Сегодня я видел тебя в Храме.
Я благодарен Богу за то, что ты пришла.
Надеюсь, ты понимаешь, почему я вынужден был сделать вид, что не узнал тебя.
Но я чувствовал, как ты ждешь меня, чувствовал, как ты радуешься, чувствовал…
Но слишком велика социальная пропасть между нами. Я не смог бы уделить тебе того внимания, которого сам хотел бы. И я решил, что лучше никак, чем так, как требует от меня мой сан.
Прости, Оксаночка. Я чувствовал, как ты уходишь, думая, что я тебя не заметил.
Еще раз я убедился в величайшей мудрости Отца нашего, который дал нам тяжелую болезнь, чтобы мы смогли встретить друг друга. Я в смиренном спокойствии жду следующей весны.
До встречи.
Василий Сергеевич".
В деревне наступило лето…
Закончив посевные работы в огороде, Александр начал всерьез задумываться о походе в брошенную деревню.
Останавливало его только то, что он никак не мог определить для себя цель путешествия. Ну придет он туда, ну посмотрит на полусгнившие дома – и что дальше? Зачем ему это надо? Не на экскурсию же по древним поселениям коренных народов Урала собирается. Новая Трёшка – всего лишь рабочий поселок начала пятидесятых годов, который просуществовал не более четверти века. Что там может быть интересного?
Эти размышления охлаждали любопытство Александра, да к тому же каждый день возникало какое-нибудь мелкое, но неотложное дело, заставлявшее перенести сборы на следующий день или на следующую неделю. Однако, делая эти мелкие неотложные дела, вроде починки забора или крыши, Александр в мыслях своих постоянно уносился на поиски мертвой деревни. Что-то звало его туда, приглашало, манило, но логически объяснить это чувство он не мог.
Поговорить с Владимиром у него никак не получалось, потому что тот уезжал в город рано утром, а возвращался только к ужину, уставший и замученный. Ему, разумеется, было не до разговоров, тем более об этой забытой дыре.
Тогда Александр отправился к самому старому жителю деревни, деду Матвею, расспросить, что он знает о Новой Трёшке.
Ничего нового, кроме того, что уже рассказывал Владимир, дед Матвей не знал. Зато он поведал, что в соседнем селе живет старуха из Новой Трёшки, которую в свое время с большим трудом удалось убедить переехать на другое место жительства.
Когда стало понятно, что даже дачники в тех краях не приживаются, было принято решение снять Новую Трёшку с соцобеспечения, отключить от электроэнергии и упразднить автобусный маршрут до нее.
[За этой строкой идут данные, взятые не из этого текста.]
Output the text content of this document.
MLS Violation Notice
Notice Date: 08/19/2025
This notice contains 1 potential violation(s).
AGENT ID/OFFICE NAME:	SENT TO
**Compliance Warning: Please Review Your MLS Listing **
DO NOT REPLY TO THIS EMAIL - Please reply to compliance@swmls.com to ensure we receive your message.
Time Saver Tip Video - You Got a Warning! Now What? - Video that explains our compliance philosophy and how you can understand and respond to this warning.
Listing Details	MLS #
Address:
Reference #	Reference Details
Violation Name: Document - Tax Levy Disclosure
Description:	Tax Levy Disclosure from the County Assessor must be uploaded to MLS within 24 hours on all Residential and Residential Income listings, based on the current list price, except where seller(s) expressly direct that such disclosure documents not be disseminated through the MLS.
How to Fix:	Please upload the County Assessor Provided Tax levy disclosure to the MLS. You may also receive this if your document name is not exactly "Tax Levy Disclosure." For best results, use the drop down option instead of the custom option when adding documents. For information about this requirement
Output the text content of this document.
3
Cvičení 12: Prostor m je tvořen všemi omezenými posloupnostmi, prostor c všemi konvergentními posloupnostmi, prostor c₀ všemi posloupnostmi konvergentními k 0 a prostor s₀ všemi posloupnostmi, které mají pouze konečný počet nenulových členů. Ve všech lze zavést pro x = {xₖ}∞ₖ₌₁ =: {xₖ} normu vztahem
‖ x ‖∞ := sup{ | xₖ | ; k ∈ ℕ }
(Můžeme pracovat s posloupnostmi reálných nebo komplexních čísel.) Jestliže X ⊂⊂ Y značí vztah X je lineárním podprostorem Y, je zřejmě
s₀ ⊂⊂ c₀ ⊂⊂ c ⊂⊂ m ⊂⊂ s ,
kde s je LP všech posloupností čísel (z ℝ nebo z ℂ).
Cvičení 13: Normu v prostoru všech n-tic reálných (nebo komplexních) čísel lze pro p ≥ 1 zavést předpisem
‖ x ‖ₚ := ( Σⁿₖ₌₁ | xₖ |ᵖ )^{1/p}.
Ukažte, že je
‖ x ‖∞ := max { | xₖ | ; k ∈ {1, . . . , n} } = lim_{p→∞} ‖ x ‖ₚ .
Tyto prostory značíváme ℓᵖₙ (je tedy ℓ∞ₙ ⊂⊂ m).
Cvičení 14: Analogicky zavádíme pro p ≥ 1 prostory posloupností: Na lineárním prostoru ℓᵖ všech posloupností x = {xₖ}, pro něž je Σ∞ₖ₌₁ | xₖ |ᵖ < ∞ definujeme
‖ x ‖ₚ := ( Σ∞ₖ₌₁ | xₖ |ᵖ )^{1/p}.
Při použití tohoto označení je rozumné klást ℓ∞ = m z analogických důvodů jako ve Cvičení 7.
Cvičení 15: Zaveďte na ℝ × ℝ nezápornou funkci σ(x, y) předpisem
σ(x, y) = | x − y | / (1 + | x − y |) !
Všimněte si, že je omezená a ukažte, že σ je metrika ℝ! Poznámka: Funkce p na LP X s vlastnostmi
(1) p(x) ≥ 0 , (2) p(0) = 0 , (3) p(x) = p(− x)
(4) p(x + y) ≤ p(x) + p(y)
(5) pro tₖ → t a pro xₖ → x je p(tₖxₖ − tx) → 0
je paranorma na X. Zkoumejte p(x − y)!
Старуха эта тогда еще старухой не была, а была она красивой пожилой женщиной, высокой, поджарой, которую, в отличие от всех остальных жителей деревни, вполне устраивала жизнь в Новой Трёшке. Увозили ее исключительно из соображений гуманности со страшным скандалом и руганью. Переселили в Казанку – самую лучшую из ближайших деревень, выделили домик, снабдили дровами и прочим необходимым на первое время. Но старуха, обиженная на людей за такое насилие, только и делала, что проклинала своих "благодетелей". С соседями она не общалась, в магазине появлялась раз в неделю и закупала продукты, ворча и ругаясь. Ее старались пропускать без очереди, чтобы как можно быстрее освободиться от ее общества.